C’est un redoutable homme politique. Pour en arriver là, rien de très étonnant. « C’est quelqu’un qui est aussi à l’aise dans les salons que dans les discussions de tous les jours », se rappelle Jean-François Luc, conseiller régional frontiste en PACA. David Rachline met en avant son expérience du terrain. « J’aime discuter avec les autres quel que soit le contexte. C’est parce que je me suis formé sur le terrain et que j’ai toujours été proche des gens. » Du terrain, il en tire également une parfaite maîtrise de la rhétorique politique. « C’est un bon politicien, il sait y faire. Il sait très bien embobiner les gens », explique Philippe Michel Kleisbauer.
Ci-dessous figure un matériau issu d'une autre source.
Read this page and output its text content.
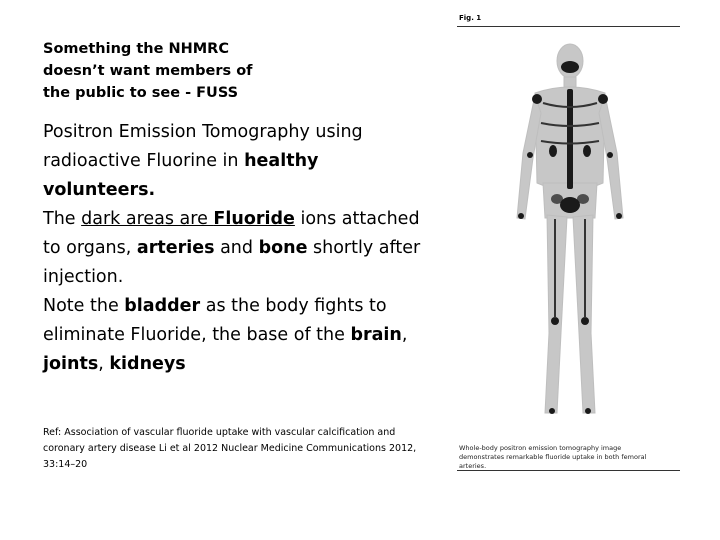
Something the NHMRC
doesn’t want members of
the public to see - FUSS

Positron Emission Tomography using radioactive Fluorine in healthy volunteers.

The dark areas are Fluoride ions attached to organs, arteries and bone shortly after injection.

Note the bladder as the body fights to eliminate Fluoride, the base of the brain, joints, kidneys

Ref: Association of vascular fluoride uptake with vascular calcification and coronary artery disease Li et al 2012 Nuclear Medicine Communications 2012, 33:14–20
Fig. 1
Whole-body positron emission tomography image demonstrates remarkable fluoride uptake in both femoral arteries.
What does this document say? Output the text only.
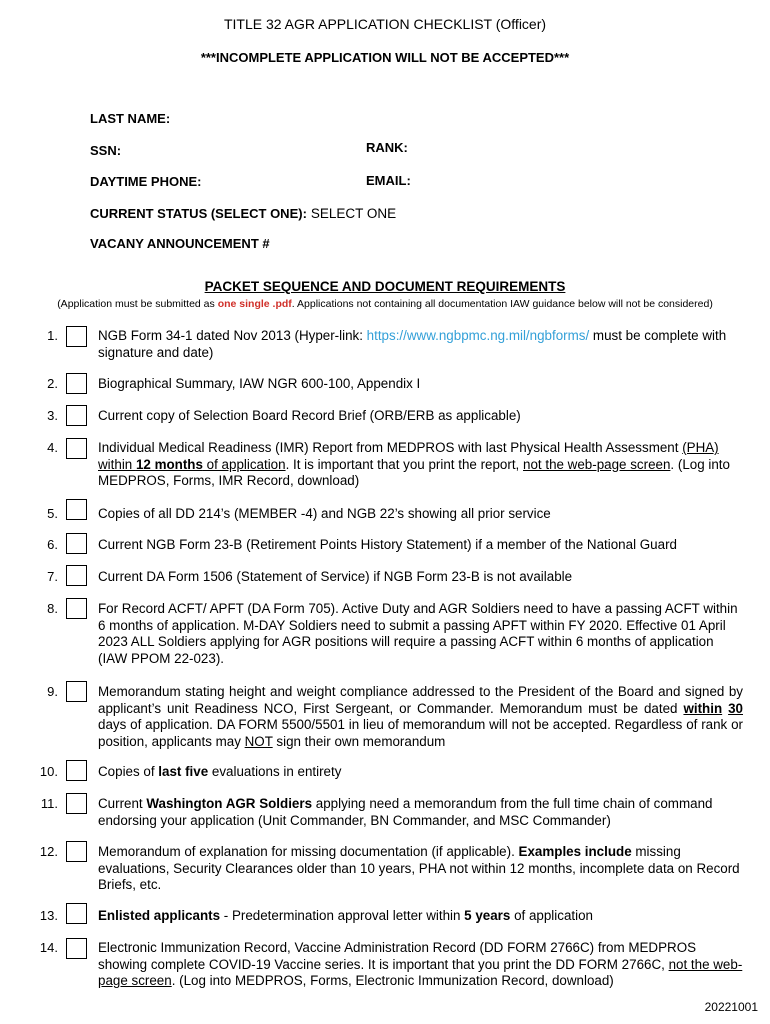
TITLE 32 AGR APPLICATION CHECKLIST (Officer)
***INCOMPLETE APPLICATION WILL NOT BE ACCEPTED***
LAST NAME:
SSN:	RANK:
DAYTIME PHONE:	EMAIL:
CURRENT STATUS (SELECT ONE): SELECT ONE
VACANY ANNOUNCEMENT #
PACKET SEQUENCE AND DOCUMENT REQUIREMENTS
(Application must be submitted as one single .pdf. Applications not containing all documentation IAW guidance below will not be considered)
1.	NGB Form 34-1 dated Nov 2013 (Hyper-link: https://www.ngbpmc.ng.mil/ngbforms/ must be complete with signature and date)
2.	Biographical Summary, IAW NGR 600-100, Appendix I
3.	Current copy of Selection Board Record Brief (ORB/ERB as applicable)
4.	Individual Medical Readiness (IMR) Report from MEDPROS with last Physical Health Assessment (PHA) within 12 months of application. It is important that you print the report, not the web-page screen. (Log into MEDPROS, Forms, IMR Record, download)
5.	Copies of all DD 214’s (MEMBER -4) and NGB 22’s showing all prior service
6.	Current NGB Form 23-B (Retirement Points History Statement) if a member of the National Guard
7.	Current DA Form 1506 (Statement of Service) if NGB Form 23-B is not available
8.	For Record ACFT/ APFT (DA Form 705). Active Duty and AGR Soldiers need to have a passing ACFT within 6 months of application. M-DAY Soldiers need to submit a passing APFT within FY 2020. Effective 01 April 2023 ALL Soldiers applying for AGR positions will require a passing ACFT within 6 months of application (IAW PPOM 22-023).
9.	Memorandum stating height and weight compliance addressed to the President of the Board and signed by applicant’s unit Readiness NCO, First Sergeant, or Commander. Memorandum must be dated within 30 days of application. DA FORM 5500/5501 in lieu of memorandum will not be accepted. Regardless of rank or position, applicants may NOT sign their own memorandum
10.	Copies of last five evaluations in entirety
11.	Current Washington AGR Soldiers applying need a memorandum from the full time chain of command endorsing your application (Unit Commander, BN Commander, and MSC Commander)
12.	Memorandum of explanation for missing documentation (if applicable). Examples include missing evaluations, Security Clearances older than 10 years, PHA not within 12 months, incomplete data on Record Briefs, etc.
13.	Enlisted applicants - Predetermination approval letter within 5 years of application
14.	Electronic Immunization Record, Vaccine Administration Record (DD FORM 2766C) from MEDPROS showing complete COVID-19 Vaccine series. It is important that you print the DD FORM 2766C, not the web-page screen. (Log into MEDPROS, Forms, Electronic Immunization Record, download)
20221001
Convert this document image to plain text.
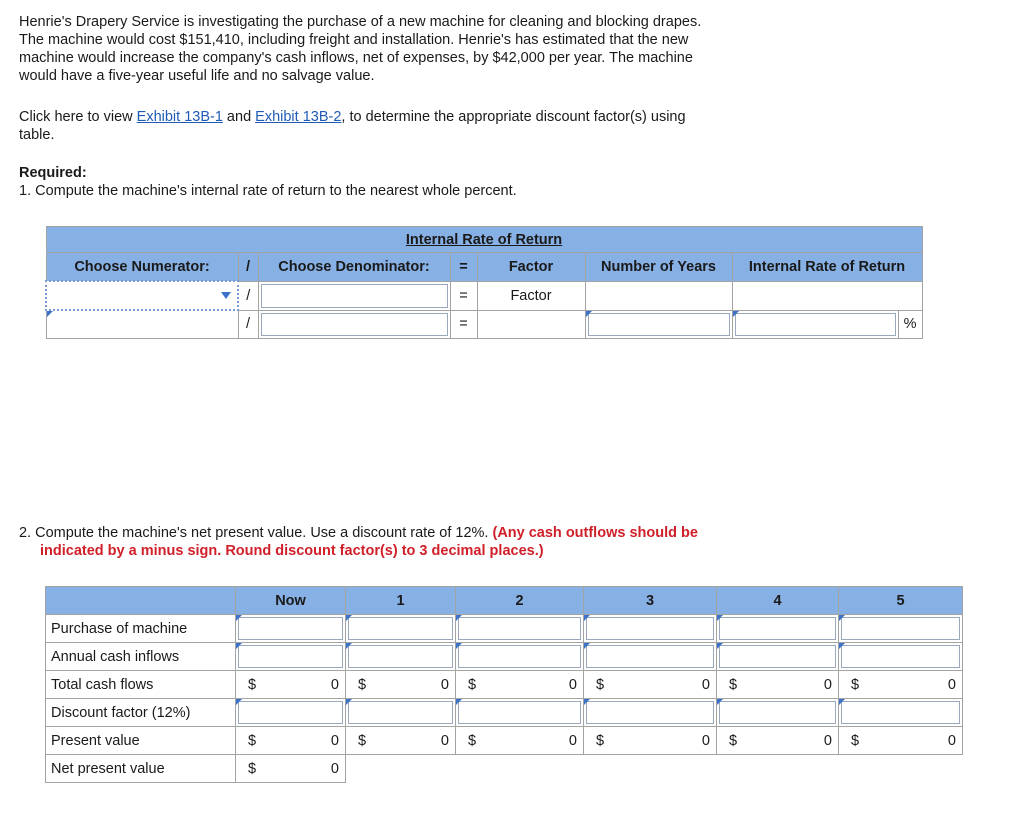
Henrie's Drapery Service is investigating the purchase of a new machine for cleaning and blocking drapes.
The machine would cost $151,410, including freight and installation. Henrie's has estimated that the new
machine would increase the company's cash inflows, net of expenses, by $42,000 per year. The machine
would have a five-year useful life and no salvage value.
Click here to view Exhibit 13B-1 and Exhibit 13B-2, to determine the appropriate discount factor(s) using
table.
Required:
1. Compute the machine's internal rate of return to the nearest whole percent.
Internal Rate of Return							
Choose Numerator:	/	Choose Denominator:	=	Factor	Number of Years	Internal Rate of Return	

	/		=	Factor			

	/		=				%
2. Compute the machine's net present value. Use a discount rate of 12%. (Any cash outflows should be
indicated by a minus sign. Round discount factor(s) to 3 decimal places.)
	Now	1	2	3	4	5
Purchase of machine	

Annual cash inflows	

Total cash flows	$ 0	$ 0	$ 0	$ 0	$ 0	$ 0
Discount factor (12%)	

Present value	$ 0	$ 0	$ 0	$ 0	$ 0	$ 0
Net present value	$ 0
Lors des conseils municipaux, il lui arrive souvent de moins se maîtriser face à ses opposants. « Il peut être très odieux ou malhonnête. Il n’hésite pas à faire des attaques sur le plan personnel », raconte Giselle Thollet-Paysant. C’est aussi un très bon communiquant. Il aime se mettre en scène, toujours lors des conseils municipaux de Fréjus. « Les habitants qui y assistent l’applaudissent lorsqu’il prend à partie un opposant », ajoute Giselle Thollet-Paysant, scandalisée. Mais avec David Rachline, plus rien ne l’étonne, tout est calculé.